She here cast herself down in front of him, and, with her elbows on the sand, and her chin on her hands, watched him with all the frank curiosity and unmoved nonchalance imaginable, as she launched the question point-blank.
“Before!” he said slowly. “Well—a fool.”
“You belonged in the majority, then!” said Cigarette, with a piquance made a thousand times more piquant by the camp slang she spoke in. “You should not have had to come into the ranks, mon ami; majorities—specially that majority—have very smooth sailing generally!”

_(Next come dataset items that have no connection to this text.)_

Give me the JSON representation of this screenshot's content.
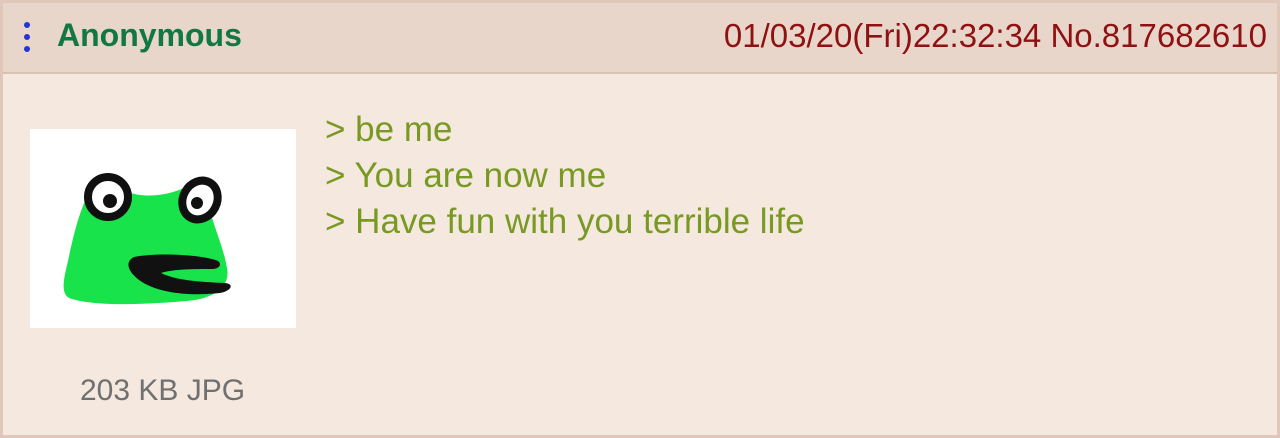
{
  "post": {
    "name": "Anonymous",
    "datetime_and_id": "01/03/20(Fri)22:32:34 No.817682610",
    "lines": [
      "> be me",
      "> You are now me",
      "> Have fun with you terrible life"
    ],
    "file_info": "203 KB JPG"
  },
  "icons": {
    "menu": "vertical-dots-icon",
    "thumbnail": "frog-drawing"
  },
  "colors": {
    "name": "#117743",
    "meta": "#8f1111",
    "greentext": "#789922",
    "header_bg": "#e9d6cb",
    "post_bg": "#f5e8df",
    "menu": "#2434d6",
    "frog": "#19e34a"
  }
}
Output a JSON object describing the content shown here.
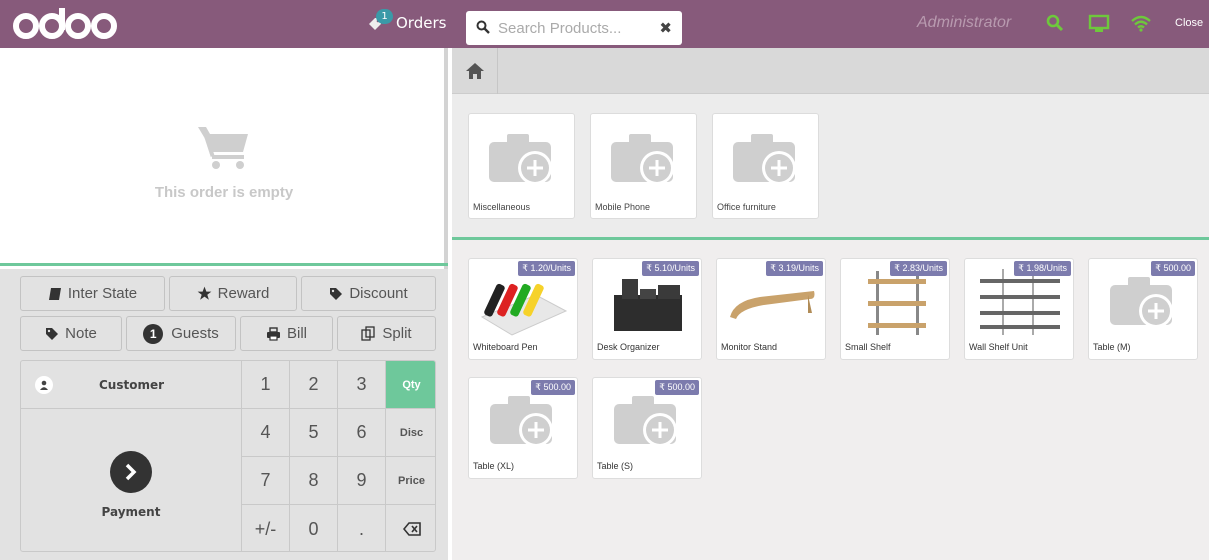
{
  "header": {
    "orders_label": "Orders",
    "orders_badge": "1",
    "search_placeholder": "Search Products...",
    "user": "Administrator",
    "close_label": "Close",
    "icons": [
      "search-icon",
      "monitor-icon",
      "wifi-icon"
    ]
  },
  "order": {
    "empty_text": "This order is empty"
  },
  "controls": {
    "inter_state": "Inter State",
    "reward": "Reward",
    "discount": "Discount",
    "note": "Note",
    "guests_count": "1",
    "guests": "Guests",
    "bill": "Bill",
    "split": "Split"
  },
  "numpad": {
    "customer": "Customer",
    "payment": "Payment",
    "keys": [
      "1",
      "2",
      "3",
      "4",
      "5",
      "6",
      "7",
      "8",
      "9",
      "+/-",
      "0",
      "."
    ],
    "modes": [
      "Qty",
      "Disc",
      "Price"
    ],
    "backspace_icon": "backspace-icon"
  },
  "categories": [
    {
      "name": "Miscellaneous"
    },
    {
      "name": "Mobile Phone"
    },
    {
      "name": "Office furniture"
    }
  ],
  "products": [
    {
      "name": "Whiteboard Pen",
      "price": "₹ 1.20/Units"
    },
    {
      "name": "Desk Organizer",
      "price": "₹ 5.10/Units"
    },
    {
      "name": "Monitor Stand",
      "price": "₹ 3.19/Units"
    },
    {
      "name": "Small Shelf",
      "price": "₹ 2.83/Units"
    },
    {
      "name": "Wall Shelf Unit",
      "price": "₹ 1.98/Units"
    },
    {
      "name": "Table (M)",
      "price": "₹ 500.00"
    },
    {
      "name": "Table (XL)",
      "price": "₹ 500.00"
    },
    {
      "name": "Table (S)",
      "price": "₹ 500.00"
    }
  ],
  "colors": {
    "header_bg": "#875a7b",
    "accent_green": "#6ec89b",
    "price_tag": "#7c7bad",
    "connected_green": "#6ec83c"
  }
}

He looked at her more closely, though she wearied him.
“Where have you got your ironies, Cigarette? You are so young.”
She shrugged her shoulders.
“Bah! one is never young, and always young in camps. Young? Pardieu! When I was four I could swear like a grenadier, plunder like a prefet, lie like a priest, and drink like a bohemian.”
Yet—with all that—and it was the truth, the brow was so open under the close rings of the curls, the skin so clear under the sun-tan, the mouth so rich and so arch in its youth!
“Why did you come into the service?” she went on, before he had a chance to answer her. “You were born in the Noblesse—bah! I know an aristocrat at a glance! Now many of those aristocrats come; shoals of them; but it is always for something. They all come for something; most of them have been ruined by the lionnes, a hundred million of francs gone in a quarter! Ah, bah! what blind bats the best of you are! They have gambled, or bet, or got into hot water, or fought too many duels or caused a court scandal, or something; all the aristocrats that come to Africa are ruined. What ruined you, M. l’Aristocrat?”
“Aristocrat? I am none. I am a Corporal of the Chasseurs.”
“Diable! I have known a Duke a Corporal! What ruined you?”
“What ruins most men, I imagine—folly.”
“Folly, sure enough!” retorted Cigarette, with scornful acquiescence. She had no patience with him. He danced so deliciously, he looked so superb, and he would give her nothing but these absent answers. “Wisdom don’t bring men who look as you look into the ranks of the volunteers for Africa. Besides, you are too handsome to be a sage!”
He laughed a little.
“I never was one, that’s certain. And you are too pretty to be a cynic.”
“A what?” She did not know the word. “Is that a good cigar you have? Give me one. Do women smoke in your old country?”
“Oh, yes—many of them.”
“Where is it, then?”
“I have no country—now.”
“But the one you had?”
“I have forgotten I ever had one.”
“Did it treat you ill, then?”
“Not at all.”
“Had you anything you cared for in it?”
“Well—yes.”
“What was it? A woman?”
“No—a horse.”
He stooped his head a little as he said it, and traced more figures slowly in the sand.